Una strada, una pioggia incessante, una donna esanime (o incosciente) investita da un gruppo di giovani mentre occhi nascosti assistono silenti all’evento. Chi è la ragazza senza vita che abbiamo di fronte? Cos’è successo prima che il gruppo di scimuniti e boriosi ragazzetti facesse il disastro? O meglio, siamo sicuri che non fosse già avvenuto il peggio?

Il regista cinese Lou Ye, nome non nuovo ai frequentatori del Festival, inaugura la sezione Un Certain Regard di questa 65a edizione con un’opera dalle tinte decisamente gialle, dotata di suspense e bagnatissima che ruota intorno ad una manciata di personaggi: tre donne ed un uomo, per l’esattezza.

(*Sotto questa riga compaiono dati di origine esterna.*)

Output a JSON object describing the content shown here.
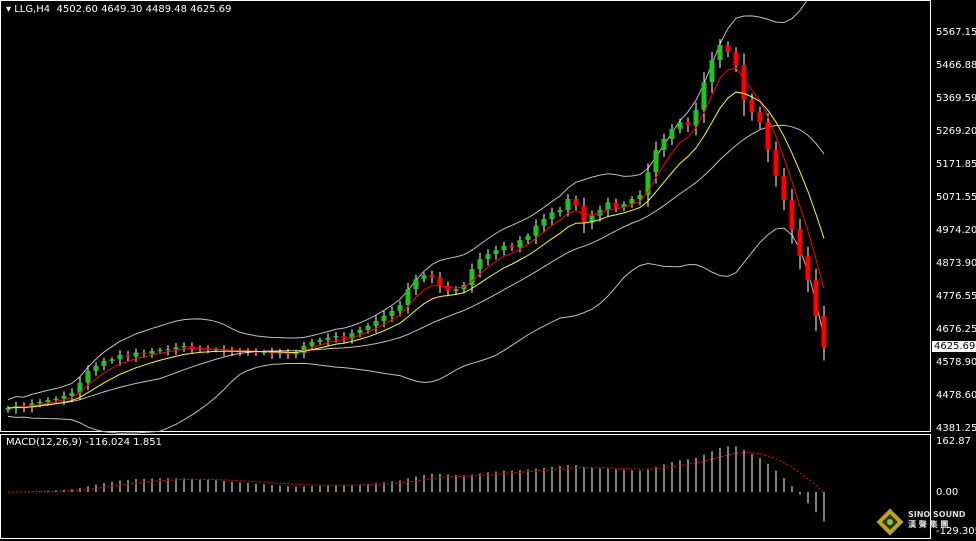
{
  "header": {
    "symbol": "LLG,H4",
    "open": "4502.60",
    "high": "4649.30",
    "low": "4489.48",
    "close": "4625.69"
  },
  "macd": {
    "label": "MACD(12,26,9)",
    "value": "-116.024",
    "signal": "1.851",
    "axis": [
      "162.87",
      "0.00",
      "-129.305"
    ]
  },
  "price_axis": [
    "5567.15",
    "5466.88",
    "5369.59",
    "5269.20",
    "5171.85",
    "5071.55",
    "4974.20",
    "4873.90",
    "4776.55",
    "4676.25",
    "4578.90",
    "4478.60",
    "4381.25"
  ],
  "current_price": "4625.69",
  "logo": {
    "name": "SINO SOUND",
    "sub": "漢 聲 集 團"
  },
  "colors": {
    "bull": "#1fc41f",
    "bear": "#ff0000",
    "ma_fast": "#ff0000",
    "ma_slow": "#ffff00",
    "bands": "#c0c0c0"
  },
  "closes": [
    4444,
    4450,
    4446,
    4458,
    4462,
    4468,
    4472,
    4480,
    4490,
    4520,
    4555,
    4570,
    4585,
    4590,
    4603,
    4598,
    4610,
    4606,
    4615,
    4618,
    4620,
    4626,
    4630,
    4622,
    4624,
    4618,
    4620,
    4616,
    4614,
    4612,
    4615,
    4610,
    4612,
    4608,
    4610,
    4605,
    4609,
    4630,
    4642,
    4648,
    4655,
    4660,
    4652,
    4668,
    4678,
    4690,
    4705,
    4720,
    4735,
    4752,
    4800,
    4830,
    4842,
    4835,
    4810,
    4795,
    4800,
    4812,
    4860,
    4890,
    4905,
    4917,
    4930,
    4925,
    4947,
    4960,
    4990,
    5010,
    5030,
    5037,
    5070,
    5050,
    5000,
    5020,
    5037,
    5060,
    5045,
    5055,
    5070,
    5082,
    5150,
    5217,
    5250,
    5280,
    5300,
    5290,
    5337,
    5420,
    5486,
    5531,
    5510,
    5470,
    5367,
    5330,
    5300,
    5217,
    5140,
    5067,
    4980,
    4900,
    4827,
    4720,
    4626
  ]
}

Non ci vuole molto per comprendere che Lui sarà il fulcro intorno al quale ruoteranno le vite delle tre malcapitate, ma il motivo e le modalità riescono a stupirci.

Il film è imperfetto, inutile dire il contrario, ma è stato talmente demolito durante le proiezioni diurne che al nostro turno ci attendiamo solo il peggio, cosa che favorisce invece l’inaspettata godibilità delle due ore in sala. La nostra difficoltà maggiore è stata piuttosto distinguere durante i primi minuti i volti, dato che è noto come il tratto somatico orientale risulti confondibile ai nostri poco abituati occhi, ancora peggio se gli attori recitano spesso e volentieri sotto una pioggia scrosciante e nella loro lingua madre, allora l’impresa richiederà tutta la nostra concentrazione!

Barriere linguistiche a parte, questa è la storia di un uomo molto egoista (ed un poco stronzo) che non si nega nulla al punto da condurre non una, né due ma addirittura tre vite parallele, non crucciandosi troppo delle eventuali conseguenze che, peraltro, non si faranno attendere e saranno terrificanti soprattutto per gli altri. Il nostro uomo infatti sembra non avere una coscienza, ha solo una gran perseveranza nel perseguire il proprio benessere, il che lo porta ad agire senza mai porsi domande etico-morali e ciò comporta dei bei ribaltoni nella narrazione proprio dopo situazione c.d. prevedibili, e questo è un punto a favore del bistrattato film.

 

Una nota di merito va pure alla drammaticità mista a follia che si vede negli occhi delle due protagoniste che ci colpiscono per l’intensità e la credibilità, mentre lui è da sberloni a più riprese il che, di nuovo, denota delle abilità che non vogliamo riconoscere. La perdente, che è come si suol dire una vera “cornuta e mazziata”, poi è davvero perfetta, ma anche questo sembra non debba dirlo posti i tanti difetti della pellicola che spazzerebbero via gli eventuali pregi.

Il fatto che da esule il regista abbia vissuto negli Stati Uniti e non abbia sfruttato la sua permanenza per apprendere quelle tecniche che l’avrebbero reso un nuovo John Woo è forse ciò che desta maggiore stupore. Curioso invece scoprire come le situazioni di bigamia in Cina siano all’ordine del giorno quale paliattivo di esistenze insoddisfacenti. Troviamo invece normale conseguenza della globalizzazione il fatto che i nuovi ricchi tengano comportamenti strafottenti e credano si possa comprare tutto, impunità compresa: ciò non ha davvero più una cittadinanza precisa.

L’imperdonabile errore mi è parso di comprendere sia stato quello di proporre una pellicola noir, che mescolasse dramma e thrilling, tentando di confezionarla a mò di film impegnato più che fracassone imitando una filmografia non appartenente alla tradizione del suo paese d’origine (o di esilio). Col risultato che una buona idea, supportata da attori di teatro dalla grande presenza scenica, sia rimasta nel limbo frenata da un ritmo talvolta claudicante.